1. Bagehot, Der Ursprung der Nation, Leipzig 1874, S.25.

2. Neue Zeit, XXIII., 2., S.464.

3. Diese Frage, ob der deutsche Arbeiter mit dem deutschen Bourgeois oder mit dem französischen Arbeiter mehr Charaktermerkmale gemein hat, fallt nicht etwa mit der Frage zusammen, ob der deutsche Arbeiter Klassenpolitik oder nationale Politik treiben soll, ob er sich mit den Proletariern aller Länder gegen das internationale Kapital oder mit dem deutschen Bourgeois gegen die anderen Völker vereinigen soll. Denn die Entscheidung dieser Frage hängt von ganz anderen Erwägungen ab als von der Erörterung der Intensität der verschiedenen Charaktergemeinschaften.

4. Werner Sombart, Die deutsche Volkswirtschaft im 19. Jahrhundert, Berlin 1903, S.128ff.

5. Über die Mängel dieser Anschauung, insbesondere für die Frage der Entstehung des Rechtes, vergleiche Stammler, Wirtschaft und Recht, Leipzig 1896, S.315ff.
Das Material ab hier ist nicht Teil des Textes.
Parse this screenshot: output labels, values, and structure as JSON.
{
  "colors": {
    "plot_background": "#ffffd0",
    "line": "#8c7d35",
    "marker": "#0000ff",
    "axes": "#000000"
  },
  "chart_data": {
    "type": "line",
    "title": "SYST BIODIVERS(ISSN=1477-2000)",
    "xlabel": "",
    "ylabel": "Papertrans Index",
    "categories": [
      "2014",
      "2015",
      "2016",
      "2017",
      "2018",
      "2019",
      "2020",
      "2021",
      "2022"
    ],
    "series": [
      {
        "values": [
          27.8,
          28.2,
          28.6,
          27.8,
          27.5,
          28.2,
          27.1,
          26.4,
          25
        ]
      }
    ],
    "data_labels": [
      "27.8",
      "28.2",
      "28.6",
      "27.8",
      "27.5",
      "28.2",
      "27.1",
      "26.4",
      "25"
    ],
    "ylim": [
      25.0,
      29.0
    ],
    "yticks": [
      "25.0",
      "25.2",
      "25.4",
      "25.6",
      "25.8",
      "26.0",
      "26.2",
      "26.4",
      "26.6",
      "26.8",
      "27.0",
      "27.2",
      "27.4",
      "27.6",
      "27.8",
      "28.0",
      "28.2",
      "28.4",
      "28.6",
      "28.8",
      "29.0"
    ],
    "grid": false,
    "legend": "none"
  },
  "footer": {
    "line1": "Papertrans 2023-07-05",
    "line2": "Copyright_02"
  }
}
6. Noch tiefer fasst Fichte diesen metaphysischen Begriff der Nation, indem er sagt: „Das Ganze der in der Gesellschaft miteinander fortlebenden und sich aus sich selbst immerfort natürlich und geistig erzeugenden Menschen, das insgesamt unter einem gewissen besonderen Gesetze der Entwicklung des Göttlichen aus ihm steht, ist ein Volk. Die Gemeinsamkeit dieses besonderen Gesetzes ist es, was in der ewigen Welt und darum auch in der zeitlichen diese Menge zu einem natürlichen und von sich selbst durchdrungenen Ganzen verbindet.“’ Fichte, Reden an die deutsche Nation, Leipzig, Reclam, S.116. Jeder Mensch ist darnach nichts als eine der unzähligen Erscheinungsweisen des Göttlichen, aber das Göttliche steht unter verschiedenen Gesetzen und nur die Erscheinungsformen des unter demselben Gesetze stehenden Göttlichen bilden die Nationen. Der Volksgeist ist eine der Erscheinungsweisen des Göttlichen, das Lidividnum eine der Erscheinungsweisen des Volksgeistes. Zu dieser Metaphysik der Nation gelangte Fichte, obwohl er früher (Seite 52 der Reclamschen Ausgabe) dem richtigen empirischen Begriffe der Nation sehr nahe gekommen ist. Es ist für den nachkantischen dogmatischen Idealismus charakteristisch, dass er selbst dort, wo er eine Erscheinung empirisch-historisch richtig zu begreifen vermag, sich damit nicht begnügt, sondern die wissenschaftlich richtig bestimmte empirische Erscheinung zur Erscheinungsform einer von ihr unterschiedenen metaphysischen Wesenheit machen will.